Revisiting Some Common Practices in Cooperative Multi-Agent Reinforcement Learning

Wei Fu, Chao Yu, Zelai Xu, Jiaqi Yang, and Yi Wu

Abstract

We revisit two value decomposition (VD) and parameter sharing in cooperative MARL and show that in certain scenarios, e.g., environments with a highly multi-modal reward landscape, these principles can be problematic and lead to undesired outcomes. In contrast, policy gradient (PG) methods with individual policies provably converge to an optimal solution in these cases. Inspired by our theoretical analysis, we present practical suggestions on implementing multi-agent PG algorithms for either high rewards or diverse emergent behavior.

XOR/PERMUTATION GAME

Graphical illustration of 4-player permutation game.

We first consider an n-player permutation game, where each agent has n actions {1, 2, ..., n}. Agents receive a reward +1 if and only if the joint action is a permutation over n.
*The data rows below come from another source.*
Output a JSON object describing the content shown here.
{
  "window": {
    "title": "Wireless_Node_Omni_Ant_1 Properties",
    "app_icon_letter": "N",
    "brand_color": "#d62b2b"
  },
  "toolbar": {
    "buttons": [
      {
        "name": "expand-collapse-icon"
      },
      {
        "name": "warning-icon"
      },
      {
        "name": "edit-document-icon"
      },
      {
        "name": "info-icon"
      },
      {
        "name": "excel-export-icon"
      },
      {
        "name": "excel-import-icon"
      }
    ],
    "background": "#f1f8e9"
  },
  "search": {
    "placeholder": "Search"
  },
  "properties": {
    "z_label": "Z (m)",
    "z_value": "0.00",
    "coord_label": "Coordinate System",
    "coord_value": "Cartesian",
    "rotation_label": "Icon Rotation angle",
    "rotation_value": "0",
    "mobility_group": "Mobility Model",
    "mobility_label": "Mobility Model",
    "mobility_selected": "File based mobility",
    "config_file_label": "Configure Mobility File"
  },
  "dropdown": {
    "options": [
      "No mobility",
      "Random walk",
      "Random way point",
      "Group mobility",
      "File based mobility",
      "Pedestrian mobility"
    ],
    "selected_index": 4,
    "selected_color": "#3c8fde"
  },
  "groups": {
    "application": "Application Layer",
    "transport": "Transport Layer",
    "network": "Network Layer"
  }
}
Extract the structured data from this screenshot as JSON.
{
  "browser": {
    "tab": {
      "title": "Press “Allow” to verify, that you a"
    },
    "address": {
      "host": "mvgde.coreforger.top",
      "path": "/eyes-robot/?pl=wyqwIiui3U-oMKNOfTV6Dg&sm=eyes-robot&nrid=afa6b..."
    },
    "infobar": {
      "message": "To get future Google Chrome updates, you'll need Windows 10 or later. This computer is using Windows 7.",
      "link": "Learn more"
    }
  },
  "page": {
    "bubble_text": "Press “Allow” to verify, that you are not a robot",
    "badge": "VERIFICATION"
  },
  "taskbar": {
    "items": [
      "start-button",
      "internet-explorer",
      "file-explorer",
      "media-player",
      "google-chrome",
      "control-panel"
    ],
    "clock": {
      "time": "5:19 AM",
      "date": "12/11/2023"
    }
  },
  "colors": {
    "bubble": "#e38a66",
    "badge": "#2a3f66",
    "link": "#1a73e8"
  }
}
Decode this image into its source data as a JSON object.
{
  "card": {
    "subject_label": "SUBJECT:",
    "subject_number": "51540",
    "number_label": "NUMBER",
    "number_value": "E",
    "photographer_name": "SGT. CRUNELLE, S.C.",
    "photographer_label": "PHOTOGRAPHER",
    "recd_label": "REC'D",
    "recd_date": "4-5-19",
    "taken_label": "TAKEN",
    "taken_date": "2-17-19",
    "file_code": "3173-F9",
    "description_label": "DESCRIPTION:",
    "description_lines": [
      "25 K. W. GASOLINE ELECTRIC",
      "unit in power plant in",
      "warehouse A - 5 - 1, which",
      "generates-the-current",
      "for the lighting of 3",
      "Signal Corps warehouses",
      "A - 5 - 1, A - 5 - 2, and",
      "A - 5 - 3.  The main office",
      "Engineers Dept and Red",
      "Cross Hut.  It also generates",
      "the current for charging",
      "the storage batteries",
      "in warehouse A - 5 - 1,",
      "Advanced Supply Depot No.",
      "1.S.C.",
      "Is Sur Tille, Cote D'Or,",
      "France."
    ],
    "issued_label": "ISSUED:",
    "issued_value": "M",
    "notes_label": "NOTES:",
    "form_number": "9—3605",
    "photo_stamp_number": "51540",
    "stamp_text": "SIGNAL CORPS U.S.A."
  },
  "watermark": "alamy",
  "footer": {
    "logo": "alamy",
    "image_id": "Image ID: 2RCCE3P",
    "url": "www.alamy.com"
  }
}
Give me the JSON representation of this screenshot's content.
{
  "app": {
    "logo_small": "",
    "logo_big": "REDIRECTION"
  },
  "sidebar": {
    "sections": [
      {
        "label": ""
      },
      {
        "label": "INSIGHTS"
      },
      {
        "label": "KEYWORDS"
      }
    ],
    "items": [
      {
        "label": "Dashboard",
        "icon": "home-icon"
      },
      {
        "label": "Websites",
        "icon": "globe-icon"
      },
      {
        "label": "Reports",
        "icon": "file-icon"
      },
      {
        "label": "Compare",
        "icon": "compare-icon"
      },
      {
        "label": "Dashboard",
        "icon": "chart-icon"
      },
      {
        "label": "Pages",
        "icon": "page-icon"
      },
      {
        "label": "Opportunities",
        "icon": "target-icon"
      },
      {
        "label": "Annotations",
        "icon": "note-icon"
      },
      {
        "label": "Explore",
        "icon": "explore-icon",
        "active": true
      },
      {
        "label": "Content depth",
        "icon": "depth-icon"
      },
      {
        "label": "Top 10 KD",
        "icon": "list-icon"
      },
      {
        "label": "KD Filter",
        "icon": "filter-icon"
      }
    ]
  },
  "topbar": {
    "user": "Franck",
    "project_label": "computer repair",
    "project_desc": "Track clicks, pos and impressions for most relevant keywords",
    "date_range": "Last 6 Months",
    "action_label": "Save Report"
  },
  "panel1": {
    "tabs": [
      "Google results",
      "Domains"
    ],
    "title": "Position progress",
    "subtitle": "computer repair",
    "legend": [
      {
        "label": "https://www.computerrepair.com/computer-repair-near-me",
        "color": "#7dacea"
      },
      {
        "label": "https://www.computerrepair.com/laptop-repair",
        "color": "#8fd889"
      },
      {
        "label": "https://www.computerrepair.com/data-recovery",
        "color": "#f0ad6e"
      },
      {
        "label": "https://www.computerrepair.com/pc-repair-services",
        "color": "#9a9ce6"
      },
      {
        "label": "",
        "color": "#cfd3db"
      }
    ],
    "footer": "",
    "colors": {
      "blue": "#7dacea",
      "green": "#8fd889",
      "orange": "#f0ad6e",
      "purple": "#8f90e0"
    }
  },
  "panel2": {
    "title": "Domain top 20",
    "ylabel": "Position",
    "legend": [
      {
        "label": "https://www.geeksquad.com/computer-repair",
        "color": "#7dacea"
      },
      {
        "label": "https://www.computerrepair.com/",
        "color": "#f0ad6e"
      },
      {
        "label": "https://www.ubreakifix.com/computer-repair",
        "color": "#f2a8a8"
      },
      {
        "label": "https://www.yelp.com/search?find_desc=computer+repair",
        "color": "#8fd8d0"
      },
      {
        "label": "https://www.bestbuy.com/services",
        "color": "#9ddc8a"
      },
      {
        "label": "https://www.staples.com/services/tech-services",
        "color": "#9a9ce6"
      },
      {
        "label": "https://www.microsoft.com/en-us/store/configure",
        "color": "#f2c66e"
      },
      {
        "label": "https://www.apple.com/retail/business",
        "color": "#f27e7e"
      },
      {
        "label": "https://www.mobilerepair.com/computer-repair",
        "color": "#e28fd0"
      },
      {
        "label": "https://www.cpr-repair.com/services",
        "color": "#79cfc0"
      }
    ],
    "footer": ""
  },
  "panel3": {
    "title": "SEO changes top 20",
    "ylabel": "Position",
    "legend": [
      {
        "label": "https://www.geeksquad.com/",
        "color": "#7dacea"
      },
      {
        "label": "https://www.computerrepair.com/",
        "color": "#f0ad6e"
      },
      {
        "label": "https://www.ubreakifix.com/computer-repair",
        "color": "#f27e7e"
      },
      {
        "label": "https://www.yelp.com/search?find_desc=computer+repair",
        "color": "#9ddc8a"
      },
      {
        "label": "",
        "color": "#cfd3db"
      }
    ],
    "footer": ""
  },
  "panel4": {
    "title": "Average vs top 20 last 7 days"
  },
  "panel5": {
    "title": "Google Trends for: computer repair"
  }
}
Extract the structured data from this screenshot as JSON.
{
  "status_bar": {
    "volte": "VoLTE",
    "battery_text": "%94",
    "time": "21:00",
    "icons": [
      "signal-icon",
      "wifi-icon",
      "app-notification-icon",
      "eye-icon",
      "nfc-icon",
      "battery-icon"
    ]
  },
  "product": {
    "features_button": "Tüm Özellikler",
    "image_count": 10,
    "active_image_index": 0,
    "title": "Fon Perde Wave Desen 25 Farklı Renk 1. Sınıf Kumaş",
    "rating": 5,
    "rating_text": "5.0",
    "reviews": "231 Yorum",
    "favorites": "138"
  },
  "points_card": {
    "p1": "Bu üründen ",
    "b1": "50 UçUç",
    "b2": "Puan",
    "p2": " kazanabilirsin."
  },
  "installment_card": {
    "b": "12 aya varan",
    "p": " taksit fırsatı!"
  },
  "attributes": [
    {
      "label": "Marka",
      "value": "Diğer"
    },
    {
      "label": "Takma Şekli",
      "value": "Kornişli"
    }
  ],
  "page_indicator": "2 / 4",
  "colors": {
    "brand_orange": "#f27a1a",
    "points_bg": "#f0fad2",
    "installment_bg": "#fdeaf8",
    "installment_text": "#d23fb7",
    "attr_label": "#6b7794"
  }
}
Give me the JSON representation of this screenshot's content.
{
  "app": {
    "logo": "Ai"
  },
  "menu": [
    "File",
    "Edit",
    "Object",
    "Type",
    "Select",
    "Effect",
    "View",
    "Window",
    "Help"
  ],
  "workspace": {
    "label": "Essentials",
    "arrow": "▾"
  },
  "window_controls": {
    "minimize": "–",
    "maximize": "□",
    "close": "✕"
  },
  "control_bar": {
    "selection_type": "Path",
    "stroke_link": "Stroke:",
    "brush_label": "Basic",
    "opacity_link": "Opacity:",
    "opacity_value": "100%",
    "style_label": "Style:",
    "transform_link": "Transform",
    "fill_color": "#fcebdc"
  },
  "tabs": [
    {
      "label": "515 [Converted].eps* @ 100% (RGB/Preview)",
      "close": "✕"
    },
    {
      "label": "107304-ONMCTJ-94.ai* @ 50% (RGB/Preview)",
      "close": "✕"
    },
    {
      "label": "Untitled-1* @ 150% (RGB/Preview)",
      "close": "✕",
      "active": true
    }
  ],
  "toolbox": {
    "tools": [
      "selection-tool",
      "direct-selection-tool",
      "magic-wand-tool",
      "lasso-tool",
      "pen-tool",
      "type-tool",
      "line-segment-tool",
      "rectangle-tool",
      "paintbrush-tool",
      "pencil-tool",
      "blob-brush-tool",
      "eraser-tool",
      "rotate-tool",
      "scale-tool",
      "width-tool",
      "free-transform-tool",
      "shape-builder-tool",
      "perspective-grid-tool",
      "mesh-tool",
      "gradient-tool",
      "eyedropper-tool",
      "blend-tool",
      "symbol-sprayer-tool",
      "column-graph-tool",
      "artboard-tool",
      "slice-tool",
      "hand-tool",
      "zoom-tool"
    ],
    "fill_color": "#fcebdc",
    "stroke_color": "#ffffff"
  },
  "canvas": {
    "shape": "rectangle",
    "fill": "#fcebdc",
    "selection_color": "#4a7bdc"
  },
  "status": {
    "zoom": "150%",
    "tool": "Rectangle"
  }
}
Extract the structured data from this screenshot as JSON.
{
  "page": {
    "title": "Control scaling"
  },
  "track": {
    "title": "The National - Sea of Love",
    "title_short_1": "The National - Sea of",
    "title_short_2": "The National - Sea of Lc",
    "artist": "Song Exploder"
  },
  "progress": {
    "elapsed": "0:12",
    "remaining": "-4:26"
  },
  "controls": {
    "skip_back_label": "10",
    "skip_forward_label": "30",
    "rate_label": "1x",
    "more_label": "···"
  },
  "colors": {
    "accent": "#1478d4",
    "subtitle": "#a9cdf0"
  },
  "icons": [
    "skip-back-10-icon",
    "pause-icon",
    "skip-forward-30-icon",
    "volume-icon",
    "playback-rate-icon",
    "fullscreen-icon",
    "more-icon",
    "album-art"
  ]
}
XOR game is a 2-player permutation game, where agents receive a reward +1 if and only if they output different actions.

There are n! symmetric and equally optimal strategies in this game!

VD Loss In XOR Game

Due to limited expressiveness power, VD methods fundamentally fail to converge in XOR game, even for the most representative method QPLEX.

PG methods in XOR/permutation game

Heatmap demonstrating the frequency of every possible joint action in 4-player permutation game.

We first show that in contrast to VD methods, individual policy learning (PG-Ind), i.e., learning a separate policy parameter for each agent's policy, can provably converge to an optimum in XOR game. Then, we propose an auto-regressive policy representation (PG-AR) to learn a single policy that covers all possible optimal modes.

BRIDGE GAME

VD Methods vs PG Methods

In Bridge game, each agent needs to get through the bridge to reach the spawn point of the other agent.

Bridge can be interpreted as a temporal version of XOR game, since the two agents need to perform different macro actions, i.e., either wait or move, to achieve the optimal reward.

While VD methods may fail to converge, PG methods can converge to one of the optimum.

Individual Policy

Uni-modal behavior by PG-Ind.

Agent 1 (red) always passes the bridge first.

Auto-Regressive Policy

Multi-modal behavior by PG-AR in Bridge game.

Depending on the action of agent 1 (red), agent 2 (blue) makes different decisions.

SMAC & GRF

VD Methods vs PG Methods

smac

Agent-ID can be critical. (PG-ID vs PG-sh.)

GRF

PG-Ind. can achieve higher results than PG-ID on 5/6 scenarios.

EMERGENT BEHAVIOR LEARNED by PG-AR

We found interesting emergent behaviors discovered by PG-AR that require particularly strong intra-coordination.

PG-IND (MAPPO)

Marines keep moving within the map to ensure a safe distance to the enemy.

PG-AR

Marines keep standing and perform attacks alternately while ensuring there is only one attacking marine at each timestep.

PG-IND (HAPPO)

Plain pass-and-shoot.

PG-AR

"Tiki-Taka" style behavior: each player keeps passing the ball to their teammates.